La fermeture de l’UGC Normandie, prévue pour le 13 juin, marque la fin d’une ère pour l’une des dernières salles de cinéma des Champs-Elysées. Cette décision suscite le désarroi des employés et des cinéphiles, et reflète la transformation de cette avenue autrefois dédiée à la culture cinématographique en une destination dominée par le luxe et la restauration rapide. Il y a 50 ans, on comptait 65 salles sur les Champs-Élysées. Après la fermeture du Normandie, il ne restera qu’un seul cinéma.
Avec ses 862 places, le Grand Normandie était un monument de la culture cinématographique. La hausse progressive du prix de la place a limité son accès aux plus aisés. Aujourd’hui, il faut débourser 16,30 € pour une séance.
Ces hausses tarifaires n’ont ni sauvé la salle, ni amélioré les conditions de travail des employés. Le sous-effectif, le refus d’indexer les salaires sur l’inflation, ainsi que le travail de nuit, les weekends et les jours fériés sans contrepartie ont motivé une grève des salariés. La direction générale, avec des salaires dépassant aisément 15 000 € par mois, a déclaré que les agents d’accueil étaient assez bien payés (4 % de plus que le SMIC) et a refusé toute rupture conventionnelle, imposant une mutation ou une démission sans droit au chômage.
UGC a donc ignoré les revendications et a exercé une pression psychologique intense sur les employés. Chaque gréviste a été convoqué devant les cadres du groupe, qui les ont menacés de ne pas satisfaire leur premier vœu de mutation, ce qui a écourté la grève.

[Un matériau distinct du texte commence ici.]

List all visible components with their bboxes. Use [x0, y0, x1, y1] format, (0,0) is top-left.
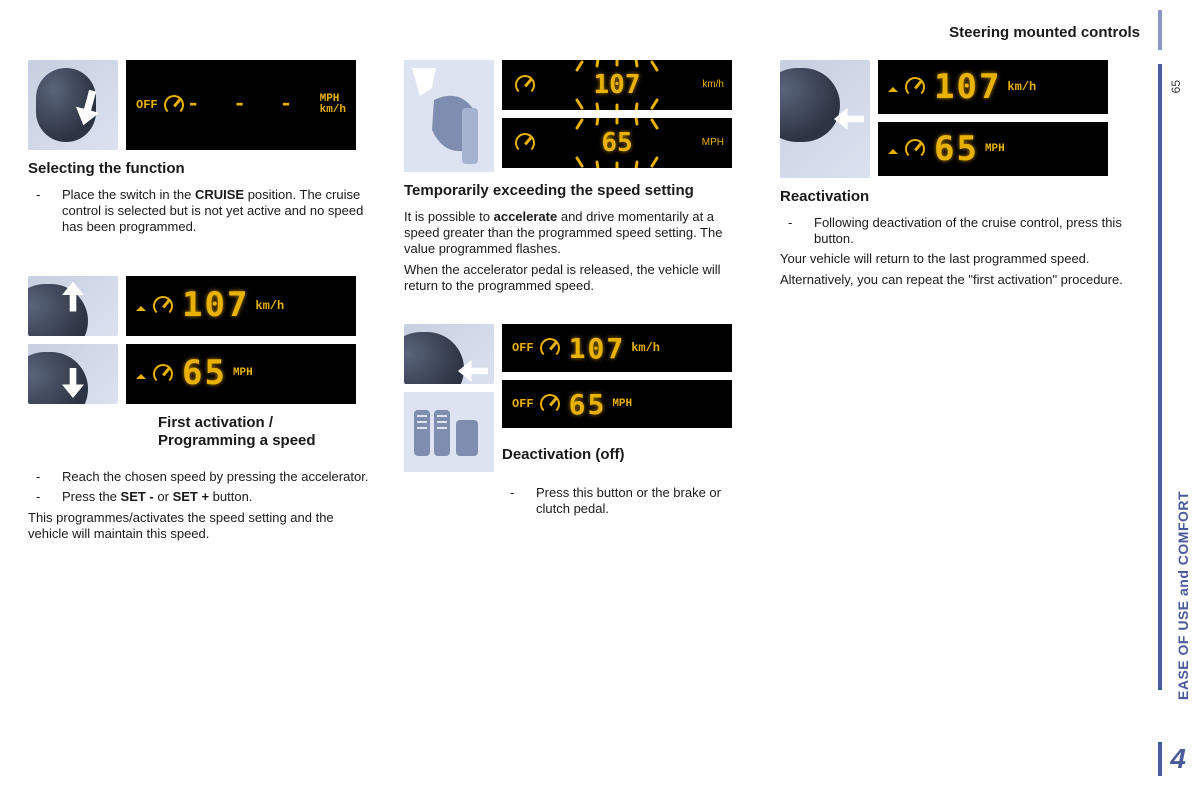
- page-number: 65: [1169, 80, 1184, 93]
- gauge-icon: [537, 391, 563, 417]
- chapter-number: 4: [1170, 741, 1186, 776]
- display-off-65: OFF 65 MPH: [502, 380, 732, 428]
- stalk-resume-illustration: [780, 60, 870, 178]
- display-flash-107: 107 km/h: [502, 60, 732, 110]
- gauge-icon: [537, 335, 563, 361]
- display-off-unset: OFF - - - MPH km/h: [126, 60, 356, 150]
- display-off-107: OFF 107 km/h: [502, 324, 732, 372]
- column-selecting: OFF - - - MPH km/h Selecting the functio…: [28, 20, 376, 780]
- display-flash-65: 65 MPH: [502, 118, 732, 168]
- accelerator-pedal-illustration: [404, 60, 494, 172]
- side-tab: 65 EASE OF USE and COMFORT 4: [1146, 0, 1200, 800]
- display-react-107: 107 km/h: [878, 60, 1108, 114]
- gauge-icon: [902, 74, 928, 100]
- display-107-kmh: 107 km/h: [126, 276, 356, 336]
- stalk-cruise-illustration: [28, 60, 118, 150]
- display-65-mph: 65 MPH: [126, 344, 356, 404]
- breadcrumb: Steering mounted controls: [949, 24, 1140, 43]
- gauge-icon: [150, 293, 176, 319]
- gauge-icon: [150, 361, 176, 387]
- heading-selecting: Selecting the function: [28, 160, 376, 179]
- gauge-icon: [512, 72, 538, 98]
- heading-exceeding: Temporarily exceeding the speed setting: [404, 182, 752, 201]
- heading-first-activation: First activation / Programming a speed: [158, 414, 358, 452]
- stalk-set-plus-illustration: [28, 276, 118, 336]
- stalk-cancel-illustration: [404, 324, 494, 384]
- column-exceeding: 107 km/h 65: [404, 20, 752, 780]
- gauge-icon: [902, 136, 928, 162]
- heading-deactivation: Deactivation (off): [502, 446, 752, 465]
- gauge-icon: [512, 130, 538, 156]
- three-pedals-illustration: [404, 392, 494, 472]
- section-label: EASE OF USE and COMFORT: [1175, 380, 1193, 700]
- heading-reactivation: Reactivation: [780, 188, 1128, 207]
- column-reactivation: 107 km/h 65 MPH Reactivation -Following …: [780, 20, 1128, 780]
- gauge-icon: [161, 92, 187, 118]
- stalk-set-minus-illustration: [28, 344, 118, 404]
- display-react-65: 65 MPH: [878, 122, 1108, 176]
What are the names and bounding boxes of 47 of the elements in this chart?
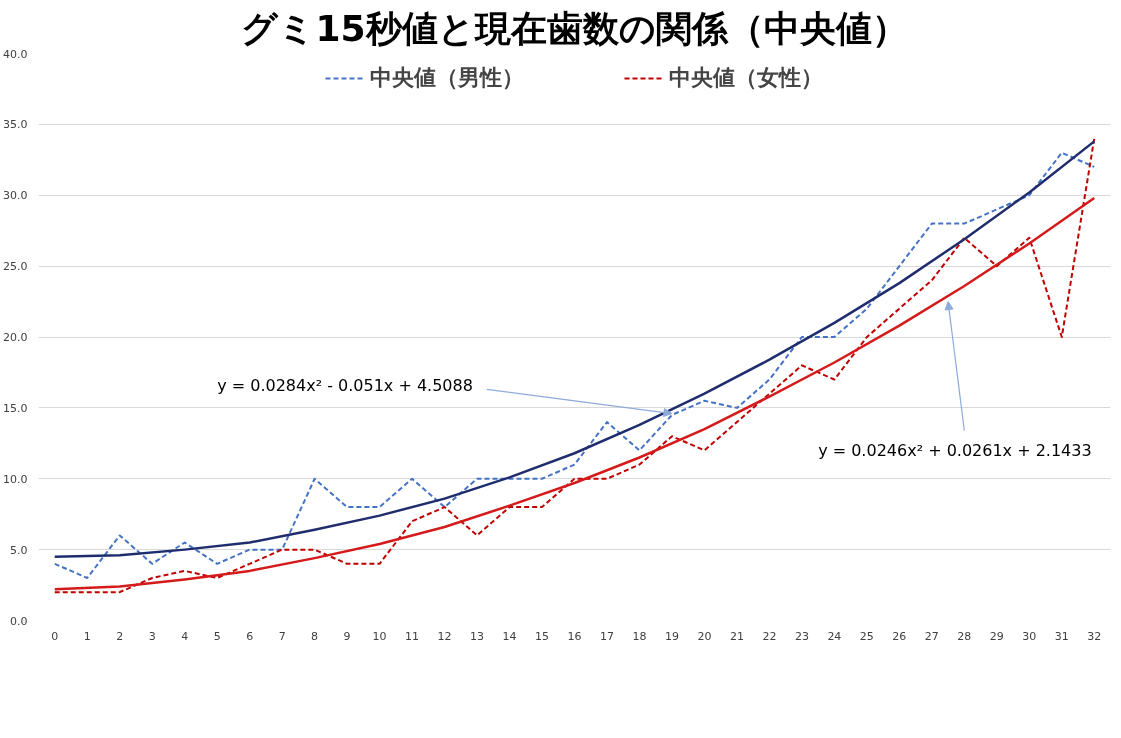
x-tick-label: 2 <box>116 629 124 643</box>
x-tick-label: 29 <box>989 629 1004 643</box>
x-tick-label: 16 <box>567 629 582 643</box>
x-tick-label: 31 <box>1054 629 1069 643</box>
chart-title: グミ15秒値と現在歯数の関係（中央値） <box>241 7 908 49</box>
x-tick-label: 18 <box>632 629 647 643</box>
y-tick-label: 0.0 <box>10 614 28 628</box>
x-tick-label: 30 <box>1022 629 1037 643</box>
x-tick-label: 24 <box>827 629 842 643</box>
y-tick-label: 40.0 <box>3 47 28 61</box>
x-tick-label: 8 <box>311 629 319 643</box>
x-tick-label: 13 <box>470 629 485 643</box>
x-tick-label: 20 <box>697 629 712 643</box>
x-tick-label: 17 <box>599 629 614 643</box>
x-tick-label: 9 <box>343 629 351 643</box>
y-tick-label: 35.0 <box>3 118 28 132</box>
x-tick-label: 25 <box>859 629 874 643</box>
annotation: y = 0.0284x² - 0.051x + 4.5088 <box>217 375 473 395</box>
x-tick-label: 7 <box>278 629 286 643</box>
x-tick-label: 22 <box>762 629 777 643</box>
legend-label: 中央値（女性） <box>669 64 823 92</box>
x-tick-label: 12 <box>437 629 452 643</box>
x-tick-label: 6 <box>246 629 254 643</box>
x-tick-label: 3 <box>148 629 156 643</box>
y-tick-label: 15.0 <box>3 401 28 415</box>
x-tick-label: 14 <box>502 629 517 643</box>
x-tick-label: 4 <box>181 629 189 643</box>
x-tick-label: 15 <box>535 629 550 643</box>
x-tick-label: 11 <box>405 629 420 643</box>
legend-label: 中央値（男性） <box>370 64 524 92</box>
x-tick-label: 27 <box>924 629 939 643</box>
y-tick-label: 30.0 <box>3 189 28 203</box>
x-tick-label: 28 <box>957 629 972 643</box>
y-tick-label: 10.0 <box>3 472 28 486</box>
x-tick-label: 10 <box>372 629 387 643</box>
y-tick-label: 5.0 <box>10 543 28 557</box>
x-tick-label: 19 <box>664 629 679 643</box>
x-tick-label: 32 <box>1087 629 1102 643</box>
x-tick-label: 1 <box>83 629 91 643</box>
y-tick-label: 20.0 <box>3 331 28 344</box>
x-tick-label: 21 <box>729 629 744 643</box>
x-tick-label: 5 <box>213 629 221 643</box>
annotation: y = 0.0246x² + 0.0261x + 2.1433 <box>818 440 1092 460</box>
x-tick-label: 23 <box>794 629 809 643</box>
x-tick-label: 0 <box>51 629 59 643</box>
y-tick-label: 25.0 <box>3 260 28 274</box>
x-tick-label: 26 <box>892 629 907 643</box>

Le délégué du personnel et la CFDT se sont montrés complices de la direction en brisant la mobilisation et en soutirant des informations auprès des agents pour les transmettre au siège.

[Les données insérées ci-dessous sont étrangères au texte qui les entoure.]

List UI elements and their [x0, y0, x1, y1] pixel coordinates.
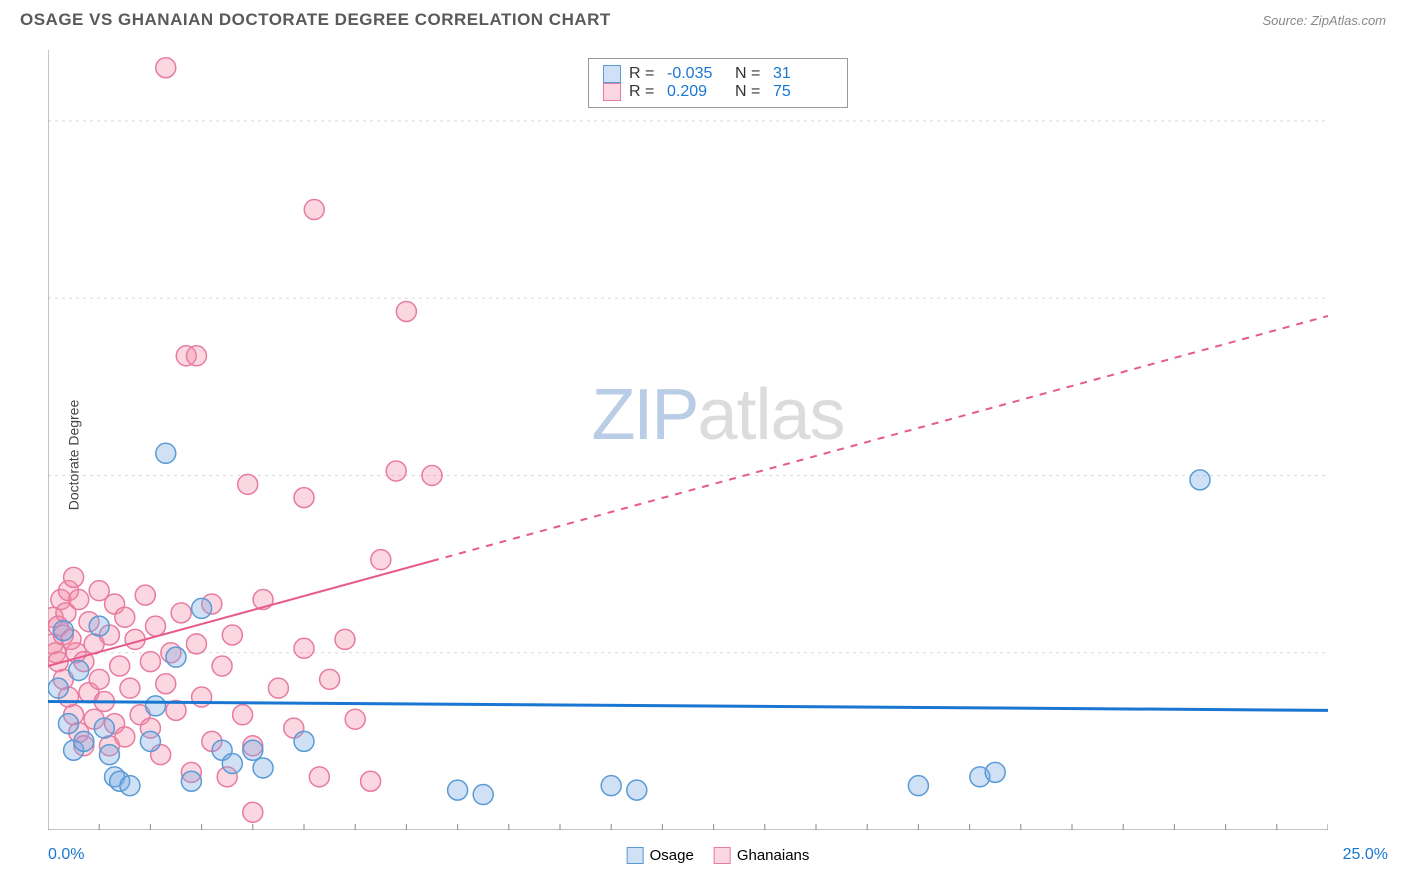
- r-value: 0.209: [667, 83, 727, 101]
- legend-item-osage: Osage: [627, 847, 694, 864]
- n-value: 31: [773, 65, 833, 83]
- n-label: N =: [735, 65, 765, 83]
- x-axis-min-label: 0.0%: [48, 846, 84, 864]
- stats-row-osage: R = -0.035 N = 31: [603, 65, 833, 83]
- series-legend: Osage Ghanaians: [627, 847, 810, 864]
- stats-legend: R = -0.035 N = 31 R = 0.209 N = 75: [588, 58, 848, 108]
- legend-label: Ghanaians: [737, 847, 810, 864]
- ghanaians-swatch-icon: [714, 847, 731, 864]
- chart-area: Doctorate Degree ZIPatlas R = -0.035 N =…: [48, 50, 1388, 860]
- y-axis-label: Doctorate Degree: [65, 400, 81, 511]
- r-label: R =: [629, 83, 659, 101]
- source-label: Source: ZipAtlas.com: [1262, 13, 1386, 28]
- scatter-plot-svg: [48, 50, 1328, 830]
- legend-label: Osage: [650, 847, 694, 864]
- x-axis-max-label: 25.0%: [1343, 846, 1388, 864]
- osage-swatch-icon: [603, 65, 621, 83]
- r-label: R =: [629, 65, 659, 83]
- stats-row-ghanaians: R = 0.209 N = 75: [603, 83, 833, 101]
- chart-title: OSAGE VS GHANAIAN DOCTORATE DEGREE CORRE…: [20, 10, 611, 30]
- r-value: -0.035: [667, 65, 727, 83]
- n-label: N =: [735, 83, 765, 101]
- osage-swatch-icon: [627, 847, 644, 864]
- ghanaians-swatch-icon: [603, 83, 621, 101]
- n-value: 75: [773, 83, 833, 101]
- legend-item-ghanaians: Ghanaians: [714, 847, 810, 864]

La direction d’UGC attribue la décision de la fermeture au bailleur qatari, qui préfère remplacer le cinéma par un commerce plus profitable. Mais elle a indéniablement sa part de responsabilité. Une programmation peu ambitieuse due à l’absence de consultation des salariés a précipité cette situation. De plus, qu’importe la décision des Qataris, la direction avait déjà exprimé, en interne, le fait que le Normandie n’était pas assez « rentable ».

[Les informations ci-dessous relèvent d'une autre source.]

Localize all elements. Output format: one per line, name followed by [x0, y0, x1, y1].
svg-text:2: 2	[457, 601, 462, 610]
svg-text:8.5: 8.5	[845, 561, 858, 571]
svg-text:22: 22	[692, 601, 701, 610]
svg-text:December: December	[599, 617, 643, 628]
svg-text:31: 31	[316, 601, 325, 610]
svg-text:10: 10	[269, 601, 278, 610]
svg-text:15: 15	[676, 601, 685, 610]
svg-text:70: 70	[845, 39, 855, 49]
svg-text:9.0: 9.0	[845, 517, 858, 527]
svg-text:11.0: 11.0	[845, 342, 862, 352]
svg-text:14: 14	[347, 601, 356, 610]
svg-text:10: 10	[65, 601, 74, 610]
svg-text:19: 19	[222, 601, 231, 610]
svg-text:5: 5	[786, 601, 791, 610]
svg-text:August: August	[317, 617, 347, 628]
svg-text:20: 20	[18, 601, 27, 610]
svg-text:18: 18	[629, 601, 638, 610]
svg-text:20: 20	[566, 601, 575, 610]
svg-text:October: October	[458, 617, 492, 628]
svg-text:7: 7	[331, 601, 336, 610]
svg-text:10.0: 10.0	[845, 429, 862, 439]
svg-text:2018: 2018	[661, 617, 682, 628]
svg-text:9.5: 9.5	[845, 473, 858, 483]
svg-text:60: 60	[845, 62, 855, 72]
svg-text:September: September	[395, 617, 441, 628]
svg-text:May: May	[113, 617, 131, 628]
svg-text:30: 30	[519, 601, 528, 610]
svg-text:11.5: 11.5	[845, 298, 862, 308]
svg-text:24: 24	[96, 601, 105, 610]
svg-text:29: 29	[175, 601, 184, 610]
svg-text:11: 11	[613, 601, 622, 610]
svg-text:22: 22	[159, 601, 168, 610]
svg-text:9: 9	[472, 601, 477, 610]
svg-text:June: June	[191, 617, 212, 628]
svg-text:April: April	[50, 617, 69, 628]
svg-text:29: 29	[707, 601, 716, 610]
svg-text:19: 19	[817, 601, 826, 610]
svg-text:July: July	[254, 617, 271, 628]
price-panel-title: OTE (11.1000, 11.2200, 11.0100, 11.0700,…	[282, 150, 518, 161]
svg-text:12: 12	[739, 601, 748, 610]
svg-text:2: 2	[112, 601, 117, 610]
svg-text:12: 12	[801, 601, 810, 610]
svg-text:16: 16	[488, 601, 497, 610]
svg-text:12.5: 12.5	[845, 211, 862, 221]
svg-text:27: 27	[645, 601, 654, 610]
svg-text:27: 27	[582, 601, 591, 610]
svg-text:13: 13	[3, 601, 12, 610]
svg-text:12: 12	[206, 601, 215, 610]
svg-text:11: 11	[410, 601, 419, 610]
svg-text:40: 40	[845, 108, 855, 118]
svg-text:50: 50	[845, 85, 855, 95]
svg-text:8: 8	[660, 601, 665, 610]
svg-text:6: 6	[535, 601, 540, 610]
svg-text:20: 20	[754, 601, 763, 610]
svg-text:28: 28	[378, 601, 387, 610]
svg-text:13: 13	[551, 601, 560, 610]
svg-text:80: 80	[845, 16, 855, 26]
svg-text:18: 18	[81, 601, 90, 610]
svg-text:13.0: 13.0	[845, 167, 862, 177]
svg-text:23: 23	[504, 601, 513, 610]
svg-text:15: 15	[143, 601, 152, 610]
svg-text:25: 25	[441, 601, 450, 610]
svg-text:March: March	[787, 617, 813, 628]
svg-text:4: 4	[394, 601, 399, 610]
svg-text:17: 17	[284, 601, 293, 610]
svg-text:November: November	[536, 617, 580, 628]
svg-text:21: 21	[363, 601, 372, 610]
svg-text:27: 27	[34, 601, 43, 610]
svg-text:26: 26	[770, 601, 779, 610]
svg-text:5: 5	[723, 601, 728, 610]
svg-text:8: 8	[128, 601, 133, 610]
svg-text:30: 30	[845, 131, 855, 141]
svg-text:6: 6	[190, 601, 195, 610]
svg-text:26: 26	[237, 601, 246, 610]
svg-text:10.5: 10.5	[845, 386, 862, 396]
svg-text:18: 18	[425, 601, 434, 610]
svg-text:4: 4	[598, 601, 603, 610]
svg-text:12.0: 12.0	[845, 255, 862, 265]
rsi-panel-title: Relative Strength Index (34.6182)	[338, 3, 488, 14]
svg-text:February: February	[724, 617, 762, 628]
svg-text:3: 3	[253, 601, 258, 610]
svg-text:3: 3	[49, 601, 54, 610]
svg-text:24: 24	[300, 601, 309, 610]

Les grèves des employés du Normandie et des cinémas UGC de Strasbourg et de Lyon ont réussi à sensibiliser leurs collègues partout en France avec l’appui de la CGT. La direction craint une extension de la grève aux grands cinémas parisiens comme Les Halles, Bercy et La Défense. Cette mobilisation rappelle qu’aucune projection, qu’aucune vente de pop-corn n’est possible sans l’aimable permission des travailleurs.